Une découverte scientifique publiée dans Molecular Psychiatry pourrait bien changer la manière dont la psychiatrie comprend — et traite — certains troubles mentaux sévères. Pour la première fois, des chercheurs identifient une mutation génétique unique, sur le gène GRIN2A, capable d’entraîner à elle seule un risque très élevé de schizophrénie d’apparition précoce et d’autres troubles psychiatriques sérieux.
Depuis des décennies, on pensait que ces maladies étaient le résultat d’une multitude de facteurs biologiques et environnementaux. Mais cette étude internationale, menée auprès de 235 personnes porteuses d’altérations du gène GRIN2A, remet ce paradigme en question : dans un sous-groupe précis, une seule mutation suffit à faire basculer la vulnérabilité mentale.
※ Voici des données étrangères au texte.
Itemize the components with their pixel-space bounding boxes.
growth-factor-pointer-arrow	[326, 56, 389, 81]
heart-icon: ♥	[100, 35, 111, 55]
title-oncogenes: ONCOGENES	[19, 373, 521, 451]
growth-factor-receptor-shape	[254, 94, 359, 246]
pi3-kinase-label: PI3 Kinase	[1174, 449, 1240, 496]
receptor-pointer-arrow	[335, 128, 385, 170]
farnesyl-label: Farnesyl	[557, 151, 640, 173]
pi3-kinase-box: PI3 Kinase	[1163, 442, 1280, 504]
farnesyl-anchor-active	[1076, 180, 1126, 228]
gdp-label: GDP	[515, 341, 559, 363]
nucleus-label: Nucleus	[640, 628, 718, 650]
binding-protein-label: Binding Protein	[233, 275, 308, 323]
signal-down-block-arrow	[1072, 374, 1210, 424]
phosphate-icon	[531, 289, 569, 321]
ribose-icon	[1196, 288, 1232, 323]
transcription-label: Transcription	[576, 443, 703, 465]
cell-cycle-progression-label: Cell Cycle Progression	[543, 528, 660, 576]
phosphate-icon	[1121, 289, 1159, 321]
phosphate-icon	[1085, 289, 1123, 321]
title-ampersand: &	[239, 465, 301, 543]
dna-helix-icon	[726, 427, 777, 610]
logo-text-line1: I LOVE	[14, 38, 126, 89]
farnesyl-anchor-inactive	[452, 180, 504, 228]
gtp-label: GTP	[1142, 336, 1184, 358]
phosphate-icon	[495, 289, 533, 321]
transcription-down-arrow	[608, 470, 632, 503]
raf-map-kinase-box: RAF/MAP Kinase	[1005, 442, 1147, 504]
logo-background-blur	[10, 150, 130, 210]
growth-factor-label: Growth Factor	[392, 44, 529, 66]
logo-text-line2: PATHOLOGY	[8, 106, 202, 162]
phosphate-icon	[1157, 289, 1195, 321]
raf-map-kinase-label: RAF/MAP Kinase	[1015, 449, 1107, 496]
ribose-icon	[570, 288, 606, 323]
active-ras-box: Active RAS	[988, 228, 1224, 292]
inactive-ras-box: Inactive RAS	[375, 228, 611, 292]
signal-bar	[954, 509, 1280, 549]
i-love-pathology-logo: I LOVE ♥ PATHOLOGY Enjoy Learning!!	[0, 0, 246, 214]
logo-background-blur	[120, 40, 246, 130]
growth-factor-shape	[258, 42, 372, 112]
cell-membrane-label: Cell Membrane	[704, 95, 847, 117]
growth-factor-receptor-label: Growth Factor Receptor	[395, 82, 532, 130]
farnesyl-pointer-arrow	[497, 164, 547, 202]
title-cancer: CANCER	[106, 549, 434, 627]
Les résultats sont frappants. Sur les 121 participants étudiés en détail, 84 présentaient ce que les scientifiques appellent des « null variants », c’est-à-dire des mutations qui neutralisent complètement la fonction du gène. Parmi eux, une large majorité a développé un trouble psychiatrique — psychose précoce, troubles anxieux sévères, troubles de l’humeur ou schizophrénie débutant dès l’enfance ou l’adolescence. À l’inverse, ces troubles étaient quasiment absents chez les porteurs d’autres types de mutations plus légères. Autrement dit, le hasard n’y est pour rien : l’effet génétique est massif.
Plus surprenant encore : certains patients ne présentaient aucun des symptômes neurologiques habituellement associés à GRIN2A, comme l’épilepsie ou le retard de développement. Pour eux, l’expression clinique était exclusivement psychiatrique. Une première qui oblige les spécialistes à repenser les frontières entre neurologie et santé mentale.
Au-delà du diagnostic, l’étude ouvre la voie à des pistes thérapeutiques nouvelles. Les chercheurs évoquent notamment l’usage de L-sérine, un acide aminé capable de moduler le fonctionnement du récepteur NMDA — la cible moléculaire perturbée par les mutations GRIN2A. Dans quelques cas rapportés, le traitement a amélioré les symptômes psychiatriques ou réduit les crises d’épilepsie. Ce n’est qu’un signal préliminaire, mais il nourrit l’idée émergente d’une psychiatrie de précision, où les traitements seraient adaptés à la signature génétique de chaque patient.
Si la découverte ne concerne qu’un nombre limité de personnes, son impact théorique est immense. Elle démontre qu’un trouble mental grave peut, dans certains cas, être monogénique, c’est-à-dire provoqué par un seul gène défaillant — une idée longtemps jugée improbable pour des maladies comme la schizophrénie.
Pour les médecins, l’enjeu sera désormais d’intégrer cette dimension génétique dans les diagnostics, en particulier chez les enfants et adolescents présentant des symptômes psychiatriques inexpliqués. Pour les familles, c’est un nouvel espoir : celui de comprendre l’origine du trouble et, peut-être demain, de bénéficier de traitements ciblés.